Claro, é apenas uma ilusão. Quem está
girando somos nós, do oeste para o leste.
Quem já andou de carrossel sabe bem
como isso funciona: quando o carrossel
gira, parece que é o mundo que está girando em sentido contrário. Pois o nosso
carrossel é a Terra, girando sobre o seu
eixo como um pião. Aliás, um pião que
está inclinado em um ângulo de aproximadamente 23,5 com relação ao
"chão", o plano onde ficam (aproximadamente) situados todos os planetas do
Sistema Solar.
À noite, esse movimento da Terra explica por que as constelações também
viajam lentamente do leste para o oeste.
Interessante que as constelações, que
acreditamos ser grupos de estrelas vizinhas, são na verdade outra ilusão. As estrelas compondo uma determinada
constelação podem estar separadas por
distâncias enormes, de milhares de anos-luz. Nós, aqui da Terra, percebemos apenas a sua projeção no céu, e achamos que
elas estão de fato juntas.
O efeito ocorre porque, às vezes, as estrelas mais distantes são também as mais
luminosas e aparentam estar mais perto
do que na realidade estão. É como se várias pessoas saíssem por um descampado à noite, levando lanternas de diferentes potências. Você fica no mesmo lugar,
olhando para as lanternas. Se as lanternas mais fracas estiverem mais próximas
de você, fica difícil determinar que elas
estão na verdade separadas por grandes
distâncias.
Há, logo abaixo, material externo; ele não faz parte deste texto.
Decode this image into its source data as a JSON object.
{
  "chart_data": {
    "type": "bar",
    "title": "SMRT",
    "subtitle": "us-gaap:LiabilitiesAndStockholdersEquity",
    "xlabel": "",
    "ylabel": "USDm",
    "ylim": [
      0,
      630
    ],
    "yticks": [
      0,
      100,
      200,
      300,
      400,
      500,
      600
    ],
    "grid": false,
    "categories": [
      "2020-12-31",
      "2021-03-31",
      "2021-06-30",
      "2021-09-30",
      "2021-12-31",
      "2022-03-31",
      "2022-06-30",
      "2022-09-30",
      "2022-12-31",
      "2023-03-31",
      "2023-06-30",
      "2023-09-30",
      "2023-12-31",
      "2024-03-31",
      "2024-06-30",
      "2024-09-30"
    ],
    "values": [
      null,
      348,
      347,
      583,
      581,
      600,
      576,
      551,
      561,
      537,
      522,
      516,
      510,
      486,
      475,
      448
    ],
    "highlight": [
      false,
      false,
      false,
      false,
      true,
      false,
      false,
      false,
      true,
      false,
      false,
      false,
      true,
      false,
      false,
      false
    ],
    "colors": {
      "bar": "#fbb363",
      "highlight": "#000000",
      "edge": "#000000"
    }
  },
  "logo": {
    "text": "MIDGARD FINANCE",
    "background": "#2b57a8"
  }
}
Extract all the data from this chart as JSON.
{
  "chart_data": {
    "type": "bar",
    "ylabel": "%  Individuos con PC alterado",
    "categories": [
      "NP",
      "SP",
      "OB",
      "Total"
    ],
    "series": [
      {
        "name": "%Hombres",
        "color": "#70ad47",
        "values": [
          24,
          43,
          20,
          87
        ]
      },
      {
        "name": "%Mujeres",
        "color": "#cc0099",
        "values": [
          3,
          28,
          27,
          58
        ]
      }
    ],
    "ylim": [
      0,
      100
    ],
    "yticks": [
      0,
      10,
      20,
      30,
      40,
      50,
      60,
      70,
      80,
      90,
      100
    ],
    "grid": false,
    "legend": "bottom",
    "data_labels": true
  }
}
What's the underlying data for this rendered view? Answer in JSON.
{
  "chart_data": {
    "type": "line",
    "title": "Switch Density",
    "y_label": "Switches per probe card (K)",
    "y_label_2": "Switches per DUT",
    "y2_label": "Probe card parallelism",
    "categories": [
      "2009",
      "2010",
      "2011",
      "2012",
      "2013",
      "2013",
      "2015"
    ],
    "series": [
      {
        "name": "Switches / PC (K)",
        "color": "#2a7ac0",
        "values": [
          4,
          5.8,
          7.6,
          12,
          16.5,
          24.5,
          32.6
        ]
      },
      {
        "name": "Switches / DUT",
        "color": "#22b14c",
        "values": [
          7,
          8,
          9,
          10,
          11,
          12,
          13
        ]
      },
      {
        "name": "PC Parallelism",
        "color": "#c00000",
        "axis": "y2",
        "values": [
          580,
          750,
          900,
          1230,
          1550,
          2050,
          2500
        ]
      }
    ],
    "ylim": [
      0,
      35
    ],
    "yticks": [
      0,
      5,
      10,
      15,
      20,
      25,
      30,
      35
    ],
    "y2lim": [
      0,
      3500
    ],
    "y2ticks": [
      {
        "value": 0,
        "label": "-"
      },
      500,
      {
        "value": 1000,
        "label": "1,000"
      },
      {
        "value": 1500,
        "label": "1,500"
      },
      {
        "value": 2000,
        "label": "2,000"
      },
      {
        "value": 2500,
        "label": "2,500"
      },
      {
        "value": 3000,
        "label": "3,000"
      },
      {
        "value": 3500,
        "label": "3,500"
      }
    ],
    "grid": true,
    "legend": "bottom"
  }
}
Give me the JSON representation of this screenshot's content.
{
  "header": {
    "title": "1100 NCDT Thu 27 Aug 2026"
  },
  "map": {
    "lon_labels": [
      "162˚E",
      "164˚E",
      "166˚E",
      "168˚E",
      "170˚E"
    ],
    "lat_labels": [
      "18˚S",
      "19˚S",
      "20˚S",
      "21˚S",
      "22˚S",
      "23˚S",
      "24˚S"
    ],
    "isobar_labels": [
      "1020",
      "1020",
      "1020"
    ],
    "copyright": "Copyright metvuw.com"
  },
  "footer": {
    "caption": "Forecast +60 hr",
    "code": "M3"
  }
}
A impressão é que elas estão
mais ou menos próximas, formando um
grupo de lanternas vizinhas.
As constelações são um presente dado
pela perspectiva celeste que, apesar de
ser tridimensional, aparenta ser bidimensional: o céu parece uma cúpula,
uma redoma que nos envolve.
Se o leitor olhar para o céu noturno na
mesma hora durante alguns dias (digamos às 22h), perceberá que as constelações não reaparecem no mesmo lugar,
mas se deslocam um pouco com relação
à linha do horizonte. Essa observação
pode ser feita focando a atenção em uma
constelação, como o Cruzeiro do Sul.
Essa mudança no céu se deve ao segundo movimento terrestre, em torno do
Sol. A Terra demora 365 dias para completar uma órbita em torno do Sol, e uma
volta completa equivale a um ângulo de
360. Portanto, a cada dia a Terra se desloca de um ângulo de 360/365 = 0,986
em sua órbita, ou um pouco menos de
um grau.
Quem vive em latitudes altas como eu,
longe o suficiente da linha do Equador,
percebe também a radical mudança de
temperatura e duração do dia que caracteriza as estações do ano. Muita gente
acha que o inverno é mais frio do que o
verão porque nessa época a Terra está
mais longe do Sol. Mas os leitores de
"Micro/Macro" sabem que não é nada
disso. As estações do ano são consequência da inclinação da Terra com relação ao
plano de sua órbita, o pião inclinado que
mencionei acima.
Suponha que o Sistema Solar seja uma
pizza: o Sol no centro e cada planeta uma
azeitona com um palito enfiado no meio.
O palito é para indicar a inclinação do
planeta em relação ao plano da pizza. O
da Terra está inclinado em 23,5 (o de
Urano, em 98!). Imagine agora a azeitona girando em torno do Sol, mantendo
fixa a inclinação do palito. O hemisfério
Sul é aquele abaixo da linha do Equador
da azeitona.
Fica claro que existirá um ponto onde
o hemisfério Sul verá o Sol mais alto no
céu (em torno de 21 de dezembro) e outro onde ele estará o mais baixo possível
(em torno de 21 de junho). A época do
ano com o Sol mais alto e, portanto, dias
mais longos, é o verão, e a com o Sol mais
baixo e dias mais curtos é o inverno. Caso a inclinação da Terra fosse menor, as
diferenças entre as estações seriam também menores.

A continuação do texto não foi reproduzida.